18 私の「夢」
「葉子、大好きだよ」
夕日の沈む浜辺、目の前にはかっこよく決めた西尾君。
「私も、大好き」
西尾君の手がそっと私の肩にのる。2人の距離が少しずつ近づいていく。
私は目をゆっくりと目を閉じる。
そのとき、西尾君とは違う声が聞こえた。
「こんなでれでれな寝顔だなんて、どんな夢をみてるのかしらね」
私は飛び起きた。外はちょうど日の出のようで、夏とは思えない柔らかな日差しが差し込んでくる。
「せっかくいいところだったのに邪魔しないでよ。

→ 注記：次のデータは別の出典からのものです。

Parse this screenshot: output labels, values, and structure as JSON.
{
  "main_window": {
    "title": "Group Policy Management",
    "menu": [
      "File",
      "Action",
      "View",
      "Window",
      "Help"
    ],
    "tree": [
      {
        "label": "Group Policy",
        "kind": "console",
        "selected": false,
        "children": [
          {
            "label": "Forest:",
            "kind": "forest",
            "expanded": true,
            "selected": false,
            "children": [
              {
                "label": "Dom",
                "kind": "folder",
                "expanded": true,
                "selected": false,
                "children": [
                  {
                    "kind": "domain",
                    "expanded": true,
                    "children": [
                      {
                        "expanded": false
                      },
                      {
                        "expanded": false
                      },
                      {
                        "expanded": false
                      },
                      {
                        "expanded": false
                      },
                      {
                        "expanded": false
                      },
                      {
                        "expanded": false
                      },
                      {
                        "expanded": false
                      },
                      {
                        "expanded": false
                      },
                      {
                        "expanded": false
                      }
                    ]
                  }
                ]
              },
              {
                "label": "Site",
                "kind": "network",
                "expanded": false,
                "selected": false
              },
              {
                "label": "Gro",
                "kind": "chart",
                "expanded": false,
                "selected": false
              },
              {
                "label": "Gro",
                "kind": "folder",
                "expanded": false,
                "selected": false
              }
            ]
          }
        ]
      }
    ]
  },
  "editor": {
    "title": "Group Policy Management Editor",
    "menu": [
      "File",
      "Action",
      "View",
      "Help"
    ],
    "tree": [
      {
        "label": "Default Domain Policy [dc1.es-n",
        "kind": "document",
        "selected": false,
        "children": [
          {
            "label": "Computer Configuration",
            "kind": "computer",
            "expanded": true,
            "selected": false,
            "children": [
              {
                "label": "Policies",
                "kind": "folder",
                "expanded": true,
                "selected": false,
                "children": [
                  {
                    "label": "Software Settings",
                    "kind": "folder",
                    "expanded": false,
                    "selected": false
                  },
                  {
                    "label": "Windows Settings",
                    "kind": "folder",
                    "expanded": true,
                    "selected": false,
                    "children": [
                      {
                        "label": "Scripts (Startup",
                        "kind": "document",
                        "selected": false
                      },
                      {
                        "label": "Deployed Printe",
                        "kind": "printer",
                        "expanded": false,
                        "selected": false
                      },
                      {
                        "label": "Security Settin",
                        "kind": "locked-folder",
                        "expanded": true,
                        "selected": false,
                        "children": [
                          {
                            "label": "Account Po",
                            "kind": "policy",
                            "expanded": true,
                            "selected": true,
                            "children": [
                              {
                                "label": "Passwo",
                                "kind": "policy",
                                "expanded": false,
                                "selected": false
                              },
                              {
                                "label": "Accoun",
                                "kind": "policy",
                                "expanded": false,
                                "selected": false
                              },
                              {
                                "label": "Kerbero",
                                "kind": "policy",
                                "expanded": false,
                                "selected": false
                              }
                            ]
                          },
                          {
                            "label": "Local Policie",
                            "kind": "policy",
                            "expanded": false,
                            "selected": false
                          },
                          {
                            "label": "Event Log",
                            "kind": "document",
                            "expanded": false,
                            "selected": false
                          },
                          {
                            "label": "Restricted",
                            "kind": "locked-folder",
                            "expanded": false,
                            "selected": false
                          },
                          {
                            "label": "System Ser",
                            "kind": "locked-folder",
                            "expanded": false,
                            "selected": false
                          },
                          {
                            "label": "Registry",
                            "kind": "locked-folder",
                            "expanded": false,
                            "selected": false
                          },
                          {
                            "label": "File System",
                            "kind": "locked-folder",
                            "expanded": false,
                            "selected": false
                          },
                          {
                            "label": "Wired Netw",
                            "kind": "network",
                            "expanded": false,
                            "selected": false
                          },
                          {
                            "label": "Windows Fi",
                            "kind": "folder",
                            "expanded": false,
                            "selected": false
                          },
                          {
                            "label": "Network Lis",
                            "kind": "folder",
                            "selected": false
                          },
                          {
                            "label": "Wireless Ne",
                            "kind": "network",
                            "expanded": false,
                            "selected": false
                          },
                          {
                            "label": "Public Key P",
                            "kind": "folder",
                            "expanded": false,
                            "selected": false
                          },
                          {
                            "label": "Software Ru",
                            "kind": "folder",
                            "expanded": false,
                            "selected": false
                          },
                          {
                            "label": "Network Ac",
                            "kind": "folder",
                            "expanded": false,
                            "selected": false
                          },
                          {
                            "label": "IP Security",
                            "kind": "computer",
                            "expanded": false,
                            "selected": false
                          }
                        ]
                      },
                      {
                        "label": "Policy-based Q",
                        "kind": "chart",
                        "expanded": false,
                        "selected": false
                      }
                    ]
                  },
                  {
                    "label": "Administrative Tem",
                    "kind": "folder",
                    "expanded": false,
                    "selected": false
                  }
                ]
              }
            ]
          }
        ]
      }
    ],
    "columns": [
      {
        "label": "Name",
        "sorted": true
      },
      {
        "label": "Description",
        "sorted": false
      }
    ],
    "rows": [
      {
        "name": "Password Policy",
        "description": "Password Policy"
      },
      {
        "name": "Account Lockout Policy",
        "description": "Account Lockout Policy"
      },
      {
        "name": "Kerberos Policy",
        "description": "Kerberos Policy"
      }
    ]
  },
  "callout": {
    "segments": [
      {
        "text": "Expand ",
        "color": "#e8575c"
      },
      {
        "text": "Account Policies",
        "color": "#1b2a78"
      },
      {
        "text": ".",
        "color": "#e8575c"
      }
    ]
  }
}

今何時だと思ってるの」
携帯を見てにんまりとした笑顔の望。
「ちょうど5時になったところだけど。早起きしたかいがあったわ、いい写真がとれた」
「まさか寝顔とったの!? 早く消してよ」
私の父は四国に単身赴任中。母は朝の早い仕事なので3時には家を出てしまう。だから寝坊したときのために望に家の鍵を渡してあるのだ。
「ふふ、こんな面白い写真消すわけないじゃない。もう家のパソコンに送っておいたから無駄よ」
「望のいじわる。それより、何でこんな朝早くにきたの。集合は8時でしょ」
「そりゃ、西尾君をメロメロにするコーディネートを手伝ってあげようと思ったからじゃない。さ、早く起きて」
「んー、夢の続きがみたいからもう1回寝る!」
そういって布団をかぶった。
「ふざけたこと言ってる暇はないのよ。葉子だって夢の中より本物にあったほうがいいでしょ」
「それもそうかも。望! 早く準備するよ」
「まったく、単純なんだから」
望には完全にあきれられていたけど、もう慣れちゃった。
なんでだろう、こんなに服を選ぶのが楽しみだなんて。
私たちはいろんな服を引っ掻き回し、ようやく、薄い花柄の入った白のワンピースに決まった。いつもは結んでいる髪もおろしてなんだか上品な感じに。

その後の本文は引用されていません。